O buraco é mais embaixo

Para atrair o capital estrangeiro, é preciso bem mais que caras e bocas liberais

Nada como pixulecos no caixa para mudar a ideologia. Sem poupança interna e com o grau de investimento à beira do precipício, o governo recorre agora a meneios liberais para seduzir o ressabiado e escaldado capital externo. A capacidade de um país atrair esses recursos depende do seu quociente de risco e oportunidades de rentabilidade oferecidas – quanto maior o risco, maior o retorno. Na selfie global, o Brasil marca pelo alto risco, pois só consegue captar dinheiro de fora com juros na lua. Para esses investidores recolherem o pé mantido atrás, o primeiro passo é convencê-los de algo que ruiu com a compulsiva intervenção estatal na economia: a) a percepção de que temos regras claras e não violáveis ao bel prazer b) a visão do Estado não como produtor de bens e serviços, mas de infraestrutura para eles.
Abraçado com fervor nesses 13 anos, o capitalismo de Estado atrofia as empresas ao privá-las da seiva da produtividade: a concorrência num mundo tornado menor pelo progresso da tecnologia. Competência para enfrentar a parada a indústria brasileira tem. Sob recessão combinada com redução tarifária no governo Collor, por exemplo, ela conseguiu ajustar-se à disputa aumentada com importações, e um punhado de empresas brasileiras equipara-se hoje à nata global de seus setores.
O caos vem da organização política. Suas regras admitem, por exemplo, aberrações como um Legislativo que bate o ponto apenas de terça a quinta-feira ou um recorde mundial de cargos de confiança. O grosso de uma carga tributária de escalpelar o contribuinte é destinado a sustentar o mar de gorduras da máquina pública. Assim, gasta-se menos no que é essencial e, entre outras sequelas, alimenta-se uma burocracia surreal, ilustrada pelo deferimento em câmera lenta de licenças ambientais para obras, ou então, pela luta de MMA para se obter Ex-tarifário para importar máquinas sem similares locais. Nem um pio se escuta, por trás do atual discurso simpatia é quase amor pela abertura comercial, sobre desburocratização numa realidade regida pela TI, onde os negócios dependem da velocidade da sua tramitação.

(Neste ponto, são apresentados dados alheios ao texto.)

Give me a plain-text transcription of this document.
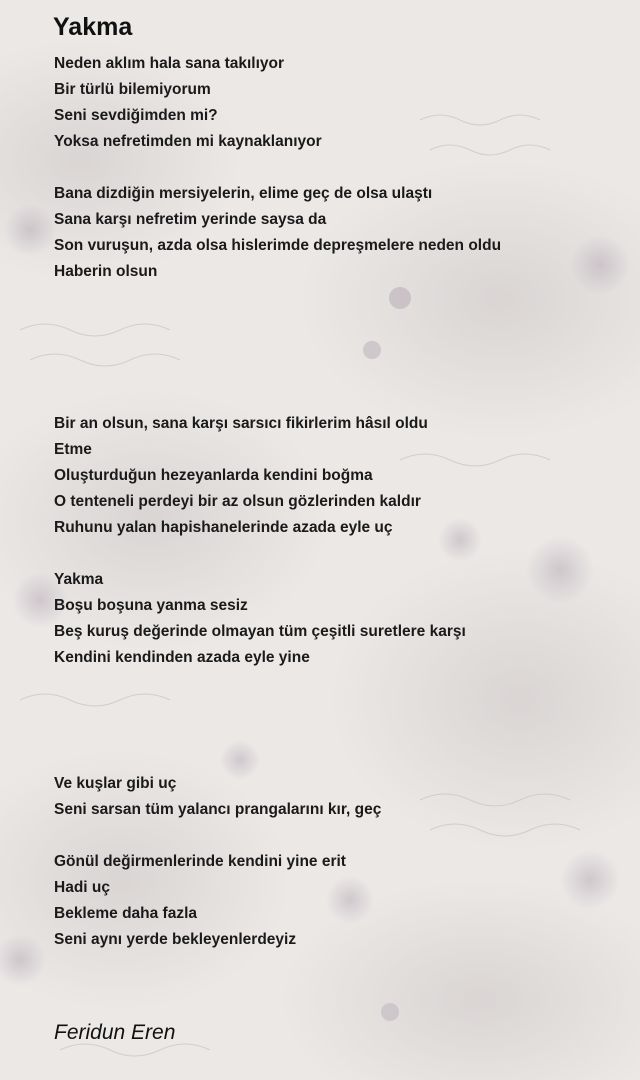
Yakma

Neden aklım hala sana takılıyor

Bir türlü bilemiyorum

Seni sevdiğimden mi?

Yoksa nefretimden mi kaynaklanıyor

Bana dizdiğin mersiyelerin, elime geç de olsa ulaştı

Sana karşı nefretim yerinde saysa da

Son vuruşun, azda olsa hislerimde depreşmelere neden oldu

Haberin olsun

Bir an olsun, sana karşı sarsıcı fikirlerim hâsıl oldu

Etme

Oluşturduğun hezeyanlarda kendini boğma

O tenteneli perdeyi bir az olsun gözlerinden kaldır

Ruhunu yalan hapishanelerinde azada eyle uç

Yakma

Boşu boşuna yanma sesiz

Beş kuruş değerinde olmayan tüm çeşitli suretlere karşı

Kendini kendinden azada eyle yine

Ve kuşlar gibi uç

Seni sarsan tüm yalancı prangalarını kır, geç

Gönül değirmenlerinde kendini yine erit

Hadi uç

Bekleme daha fazla

Seni aynı yerde bekleyenlerdeyiz

Feridun Eren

A organização política também é a raiz dos escândalos recentes. Uma ala cita como prova da democracia existente apontar e penalizar os infratores. Outra corrente acha um fiasco uma democracia geradora de tanta transgressão, inflação e recessão. Os dois lados contêm pitadas de verdades, mas o xis da questão são as perdições criadas pela benevolência da estrutura política. Exemplo: o custo de qualquer campanha eleitoral bate os honorários que o mandatário receberá. Sob risco de quebra se não for magnata, o candidato recorre, sem objeções da legislação, ao reforço de quem nele enxerga um investimento a ser recuperado mediante fornecimentos para o governo. Deu no que está dando.
Por trás dessas e de outras, fica clara no Brasil a falta de uma organização sistêmica, em termos político e econômico, uma engrenagem de instituições que proporcione o que o cidadão quer em troca dos impostos pagos, de funcionamento eficaz a ponto de dispensar a necessidade de salvadores da pátria, urgência tão conhecida nossa. Feliz, já se disse, é o país cujo povo ignora quem é o ministro da Fazenda, mérito de mecanismos organizacionais bem azeitados. Por aqui, o ministro da Fazenda é sempre visto como a divindade paramédica que vai socorrer o país preso nas ferragens do último desastre. A sociedade não confia nos políticos e não muda de opinião a cada eleição.Mais uma prova dos furos de um sistema que estimula as rezas por um Messias. Vivemos recaindo no princípio de indução criado por Francis Bacon: se uma experiência leva aos mesmos resultados num grande número de vezes, é ultra provável que assim prossiga na próxima repetição.